If you look at the Ford Government’s policies towards Ontario universities and connect the dots, the inescapable conclusion is that it has declared war. It wants to reshape the universities to conform to a radical vision, and it is trying to use funding cuts, incentives, and regulations to achieve it. That vision is a university system that focuses on training workers, does it cheaply, and is politically quiescent. The vision gives short shrift to the quality of education and to research.

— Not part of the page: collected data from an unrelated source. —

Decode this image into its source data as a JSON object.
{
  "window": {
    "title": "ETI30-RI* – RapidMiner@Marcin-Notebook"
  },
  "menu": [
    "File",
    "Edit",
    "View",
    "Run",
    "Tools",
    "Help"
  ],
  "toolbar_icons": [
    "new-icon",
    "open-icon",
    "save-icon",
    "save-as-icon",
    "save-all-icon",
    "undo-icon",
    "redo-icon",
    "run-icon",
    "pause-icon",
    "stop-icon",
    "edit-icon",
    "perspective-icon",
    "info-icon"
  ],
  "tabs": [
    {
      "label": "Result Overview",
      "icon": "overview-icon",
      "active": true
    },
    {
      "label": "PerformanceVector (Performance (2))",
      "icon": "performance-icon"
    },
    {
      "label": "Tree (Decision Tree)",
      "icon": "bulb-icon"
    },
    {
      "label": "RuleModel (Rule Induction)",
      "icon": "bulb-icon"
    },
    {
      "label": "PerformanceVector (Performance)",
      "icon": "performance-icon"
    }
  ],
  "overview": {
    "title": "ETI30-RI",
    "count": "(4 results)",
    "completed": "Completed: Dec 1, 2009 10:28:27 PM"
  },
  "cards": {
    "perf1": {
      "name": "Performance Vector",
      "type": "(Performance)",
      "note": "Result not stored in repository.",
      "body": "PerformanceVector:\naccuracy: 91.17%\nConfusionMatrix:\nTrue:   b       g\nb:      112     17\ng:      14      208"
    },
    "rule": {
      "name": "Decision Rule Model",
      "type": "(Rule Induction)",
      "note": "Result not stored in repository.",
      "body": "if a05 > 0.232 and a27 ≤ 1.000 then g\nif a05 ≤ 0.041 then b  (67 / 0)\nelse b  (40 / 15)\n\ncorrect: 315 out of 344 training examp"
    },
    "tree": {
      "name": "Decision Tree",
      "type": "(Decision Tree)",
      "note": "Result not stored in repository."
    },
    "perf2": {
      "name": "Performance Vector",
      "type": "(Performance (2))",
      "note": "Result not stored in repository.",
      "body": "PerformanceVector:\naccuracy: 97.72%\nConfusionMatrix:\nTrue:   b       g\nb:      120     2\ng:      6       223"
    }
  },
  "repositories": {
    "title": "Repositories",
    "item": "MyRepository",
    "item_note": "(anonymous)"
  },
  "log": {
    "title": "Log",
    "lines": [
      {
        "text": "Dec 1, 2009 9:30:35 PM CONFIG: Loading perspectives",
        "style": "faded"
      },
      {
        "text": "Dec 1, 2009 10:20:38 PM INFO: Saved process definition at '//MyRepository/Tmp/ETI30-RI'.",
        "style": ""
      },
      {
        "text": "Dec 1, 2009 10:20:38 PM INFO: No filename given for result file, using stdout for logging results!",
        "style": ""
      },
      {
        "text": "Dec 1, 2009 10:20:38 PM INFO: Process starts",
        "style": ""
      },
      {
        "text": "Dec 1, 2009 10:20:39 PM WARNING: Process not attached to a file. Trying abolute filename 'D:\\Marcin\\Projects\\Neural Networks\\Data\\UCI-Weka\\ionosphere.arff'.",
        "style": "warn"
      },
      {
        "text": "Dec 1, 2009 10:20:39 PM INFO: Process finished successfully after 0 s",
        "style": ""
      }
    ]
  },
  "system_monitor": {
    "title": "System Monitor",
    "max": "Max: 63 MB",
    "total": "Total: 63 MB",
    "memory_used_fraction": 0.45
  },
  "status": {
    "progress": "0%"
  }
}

Consider how recent initiatives contribute to the vision. A 10 percent tuition cut and 1 percent annual base budget cuts for the next four years are intended to reduce revenue and force down costs, but they will also impair quality. The attack on so-called “double-dipping” by faculty receiving both pensions and salaries, in addition to being an exercise in scapegoating, ignores the fact that the federal Income Tax Act requires workers to start collecting their pension at age 71 whether or not they are still employed. The government is trying to force older faculty members to retire, but any savings will likely be used to meet budget cuts, rather than the ostensible goal of hiring younger faculty. Finally, making ancillary fees optional for students is intended to cripple student organizations critical of the government such as student government and newspapers.

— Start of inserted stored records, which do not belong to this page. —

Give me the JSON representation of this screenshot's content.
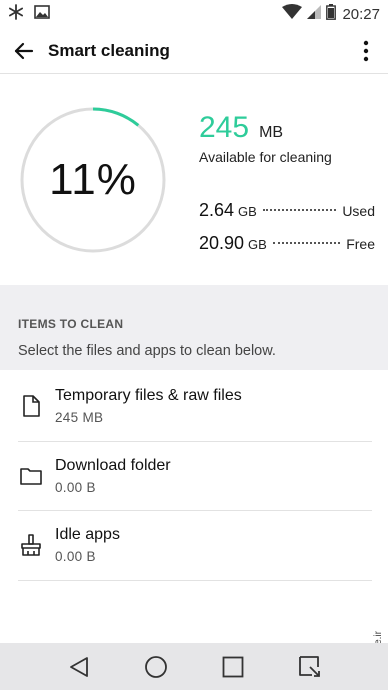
{
  "status_bar": {
    "time": "20:27",
    "icons": [
      "snowflake-icon",
      "image-icon",
      "wifi-icon",
      "signal-icon",
      "battery-icon"
    ]
  },
  "app_bar": {
    "title": "Smart cleaning"
  },
  "summary": {
    "percent_label": "11%",
    "percent_value": 0.11,
    "available_value": "245",
    "available_unit": "MB",
    "available_label": "Available for cleaning",
    "used_value": "2.64",
    "used_unit": "GB",
    "used_label": "Used",
    "free_value": "20.90",
    "free_unit": "GB",
    "free_label": "Free"
  },
  "section": {
    "heading": "ITEMS TO CLEAN",
    "description": "Select the files and apps to clean below."
  },
  "items": [
    {
      "name": "Temporary files & raw files",
      "size": "245  MB",
      "icon": "file-icon"
    },
    {
      "name": "Download folder",
      "size": "0.00  B",
      "icon": "folder-icon"
    },
    {
      "name": "Idle apps",
      "size": "0.00  B",
      "icon": "broom-icon"
    }
  ],
  "watermark": "mobile.ir",
  "colors": {
    "accent": "#2ecc9a",
    "section_bg": "#efeff2",
    "nav_bg": "#e6e6e8"
  }
}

The key reform is the transformational initiative to increase the proportion of outcome-based funding for universities from the current level of just over 1 percent to 60 percent by 2024-25. The funding is to depend on 10 not-yet-finalized metrics, though the budget says they will reflect the “government’s priorities in skills and job outcomes, and economic and community impact” and that, as a result, “university programming will be better aligned with labour market demands.” Universities will have some flexibility to weight the metrics based on their own goals but, given the government’s focus on the labour market, it is unclear to what extent universities will be able to make research a priority.

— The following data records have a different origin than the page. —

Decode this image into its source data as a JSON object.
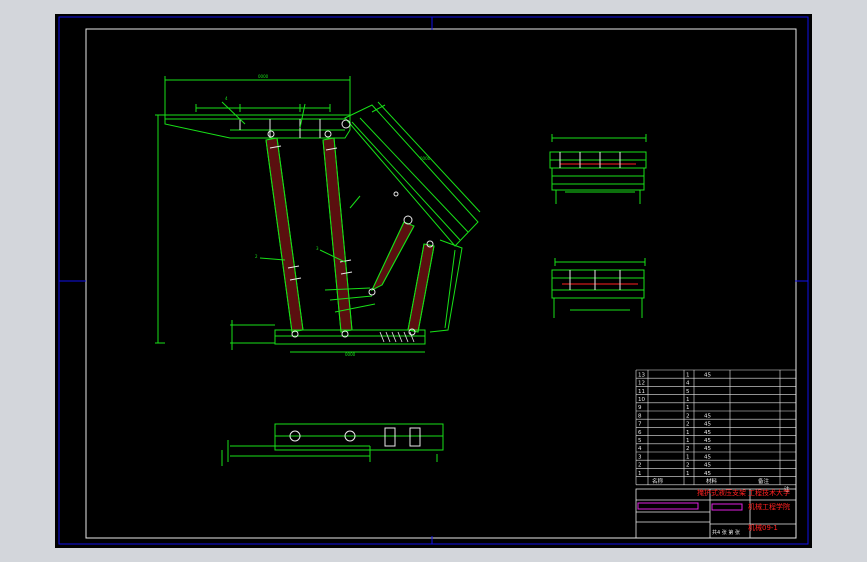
{
  "colors": {
    "background": "#d3d6db",
    "sheet": "#000000",
    "border": "#1010e8",
    "line": "#18e018",
    "white_line": "#e8e8e8",
    "accent_red": "#ff2020",
    "dark_red": "#5a0f0f",
    "magenta": "#e020e0",
    "cyan": "#20e0e0",
    "yellow": "#e8e820"
  },
  "icons": {
    "crosshair": "crosshair-icon"
  },
  "title_block": {
    "parts_rows": [
      {
        "no": "13",
        "name": "",
        "qty": "1",
        "material": "45"
      },
      {
        "no": "12",
        "name": "",
        "qty": "4",
        "material": ""
      },
      {
        "no": "11",
        "name": "",
        "qty": "5",
        "material": ""
      },
      {
        "no": "10",
        "name": "",
        "qty": "1",
        "material": ""
      },
      {
        "no": "9",
        "name": "",
        "qty": "1",
        "material": ""
      },
      {
        "no": "8",
        "name": "",
        "qty": "2",
        "material": "45"
      },
      {
        "no": "7",
        "name": "",
        "qty": "2",
        "material": "45"
      },
      {
        "no": "6",
        "name": "",
        "qty": "1",
        "material": "45"
      },
      {
        "no": "5",
        "name": "",
        "qty": "1",
        "material": "45"
      },
      {
        "no": "4",
        "name": "",
        "qty": "2",
        "material": "45"
      },
      {
        "no": "3",
        "name": "",
        "qty": "1",
        "material": "45"
      },
      {
        "no": "2",
        "name": "",
        "qty": "2",
        "material": "45"
      },
      {
        "no": "1",
        "name": "",
        "qty": "1",
        "material": "45"
      }
    ],
    "header": {
      "name": "名称",
      "qty": "",
      "material": "材料",
      "remark": "备注"
    },
    "header_top_right": "注",
    "drawing_title": "掩护式液压支架",
    "school_line1": "工程技术大学",
    "school_line2": "机械工程学院",
    "drawing_no": "机械09-1",
    "bottom_left": "",
    "bottom_mid": "共4 张 第 张"
  }
}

The budget speaks of the government negotiating bilateral funding agreements with each university, but the balance of power in the negotiations is firmly on the government’s side. Given the amount of money involved, no university can afford to walk away from the bargaining table. They will have to accept the government’s final offer.

Another aspect of the Ford Government’s program that is detrimental to universities is its rejection of evidence-based policy making. Here, too, connecting the dots provides a clear picture. It includes the firing of Ontario’s Chief Scientific Officer (a distinguished professor of biomedical engineering) the day after the Government took office; the subsequent termination of the basic income experiment before it was completed; and now the ending of grants to think tanks, many of which are university-based, leading to their being shuttered. Choking off the sources of knowledge to address societal challenges leads to misguided policies.

How can we expect the relationship between the Ford Government and the universities to evolve over the next three years?

University administrations will keep calm and carry on, quietly attempting to persuade the bureaucracy to write regulations and make agreements that minimize disruption and preserve autonomy. They do not want to see research undermined because it is essential to the mission and global standing of any university.

The premier is a wild card. In his autobiography he admits that he did not have the marks in high school to attend university and went to Humber College, where he was “bored silly in the lectures” and quit after a month. He has no familiarity with universities. His brand of populism involves attacking elites, and he could readily turn on the universities.

If the government’s policies undermine research at Ontario universities, some of the strongest researchers will leave for other places. Wisconsin Governor Scott Walker’s administration (2011 to 2019) froze tuition, cut university funding, and changed the state university’s mission statement from emphasizing “the search for truth” to “meet[ing] the state’s workforce needs.” Faculty departures irreparably damaged the university’s reputation.

Though Ontario universities will officially be politically neutral, if people who study and work there feel they are under attack, they will mobilize and join the government’s political opposition. For example, the government’s attempt to rewrite compensation policy for faculty members entitled to both salaries and pensions will be challenged in court. The government will achieve cost reductions and may increase the emphasis on job training, but it shouldn’t expect political tranquility.